I guess it’s like, you have to treat her like an ungrateful toddler. Of course there’s whining and insults. And it all makes it very hard to remember what things were like before illness.
Hang in there and don’t feel guilty. From what you’ve said, you’re taking pretty amazing care of her. If you don’t take time to care for yourself, you won’t be able to do anything for anyone else.
Yes, I was thankful for the restriction in visits since it gave everyone a much needed break from our care routine. I certainly didn’t mean to ignore the fact that we all face different circumstances in regard to our family member.
My situation unfortunately ended in my dad getting covid19.
We all need to take care of ourselves as well during this time. If we get sick our loved one is at a disadvantage as well.
There are likely many more like you who will feel regret and guilt for having that short respite and sense of relief for a bit.

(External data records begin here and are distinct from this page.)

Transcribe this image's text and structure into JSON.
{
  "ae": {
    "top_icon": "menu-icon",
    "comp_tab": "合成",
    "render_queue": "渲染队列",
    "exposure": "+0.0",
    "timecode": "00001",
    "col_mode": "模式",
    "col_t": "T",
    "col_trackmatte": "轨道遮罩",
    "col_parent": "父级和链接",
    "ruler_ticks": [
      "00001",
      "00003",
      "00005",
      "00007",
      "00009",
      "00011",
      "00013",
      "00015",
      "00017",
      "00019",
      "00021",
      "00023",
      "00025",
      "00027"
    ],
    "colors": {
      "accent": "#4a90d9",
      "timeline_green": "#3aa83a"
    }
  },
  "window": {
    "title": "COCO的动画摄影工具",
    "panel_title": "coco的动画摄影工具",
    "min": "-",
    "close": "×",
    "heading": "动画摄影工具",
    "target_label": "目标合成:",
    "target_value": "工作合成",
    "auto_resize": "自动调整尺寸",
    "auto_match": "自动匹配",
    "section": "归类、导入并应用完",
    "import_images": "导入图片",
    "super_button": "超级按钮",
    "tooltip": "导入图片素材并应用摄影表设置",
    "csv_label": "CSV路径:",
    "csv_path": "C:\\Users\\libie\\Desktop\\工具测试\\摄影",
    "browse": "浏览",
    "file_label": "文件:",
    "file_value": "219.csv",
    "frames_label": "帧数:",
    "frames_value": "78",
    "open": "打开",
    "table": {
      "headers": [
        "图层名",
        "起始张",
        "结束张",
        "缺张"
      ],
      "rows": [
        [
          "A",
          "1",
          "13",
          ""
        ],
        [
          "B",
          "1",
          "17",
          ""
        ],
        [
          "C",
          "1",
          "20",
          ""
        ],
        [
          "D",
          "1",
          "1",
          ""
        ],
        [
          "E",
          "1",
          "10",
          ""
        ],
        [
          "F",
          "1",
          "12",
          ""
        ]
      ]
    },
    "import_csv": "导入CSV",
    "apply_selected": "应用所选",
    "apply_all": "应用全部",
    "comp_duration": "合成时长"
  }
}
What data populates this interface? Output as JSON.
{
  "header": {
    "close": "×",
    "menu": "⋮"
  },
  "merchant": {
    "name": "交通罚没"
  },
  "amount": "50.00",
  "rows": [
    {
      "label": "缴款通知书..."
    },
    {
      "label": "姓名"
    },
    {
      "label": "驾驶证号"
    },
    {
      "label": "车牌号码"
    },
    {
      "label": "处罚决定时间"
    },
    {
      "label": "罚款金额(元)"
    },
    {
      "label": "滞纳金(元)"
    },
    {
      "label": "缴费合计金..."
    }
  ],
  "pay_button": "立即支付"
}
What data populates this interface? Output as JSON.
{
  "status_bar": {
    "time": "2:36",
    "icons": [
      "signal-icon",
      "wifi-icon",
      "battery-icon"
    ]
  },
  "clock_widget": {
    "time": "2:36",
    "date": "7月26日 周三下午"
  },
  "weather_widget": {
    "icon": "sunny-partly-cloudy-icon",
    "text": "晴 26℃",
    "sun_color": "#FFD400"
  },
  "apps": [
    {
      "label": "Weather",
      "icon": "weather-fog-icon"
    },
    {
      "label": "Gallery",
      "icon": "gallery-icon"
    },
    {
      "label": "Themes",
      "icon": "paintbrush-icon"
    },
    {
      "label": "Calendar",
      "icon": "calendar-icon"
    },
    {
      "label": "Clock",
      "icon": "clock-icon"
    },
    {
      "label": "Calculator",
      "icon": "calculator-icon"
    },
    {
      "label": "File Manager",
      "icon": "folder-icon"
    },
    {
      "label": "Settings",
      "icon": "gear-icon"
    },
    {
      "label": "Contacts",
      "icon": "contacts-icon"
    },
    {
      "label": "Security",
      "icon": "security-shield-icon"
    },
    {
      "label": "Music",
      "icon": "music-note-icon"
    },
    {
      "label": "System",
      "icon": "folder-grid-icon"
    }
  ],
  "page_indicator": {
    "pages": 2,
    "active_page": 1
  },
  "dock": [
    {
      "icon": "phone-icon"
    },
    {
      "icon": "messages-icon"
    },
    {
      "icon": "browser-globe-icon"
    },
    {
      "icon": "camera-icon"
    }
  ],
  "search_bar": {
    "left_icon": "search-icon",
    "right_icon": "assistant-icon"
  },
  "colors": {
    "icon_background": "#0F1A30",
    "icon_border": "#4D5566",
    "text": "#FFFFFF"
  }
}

It certainly isn't something any of us had control over.
We are in a more remote location, and so far no virus in mom's facility (combination of IL/AL/MC.) Although I also appreciate the "break", it is a bit of a conundrum for me - due to her dementia and hearing loss, there is no way to talk to her by phone, her window faces into a garden area which is not accessible for window "visits" and she likely wouldn't do well with any kind of computer video contact. They have just started to allow outdoor visits, but we have to keep distance, so unless they have a white board or easel with paper, there's no way for me to communicate with her, really.
Keep your good memories accessible. The virus can't take those away from you. It won't take away any guilt you might feel, but perhaps it can bring a smile to your face now and then!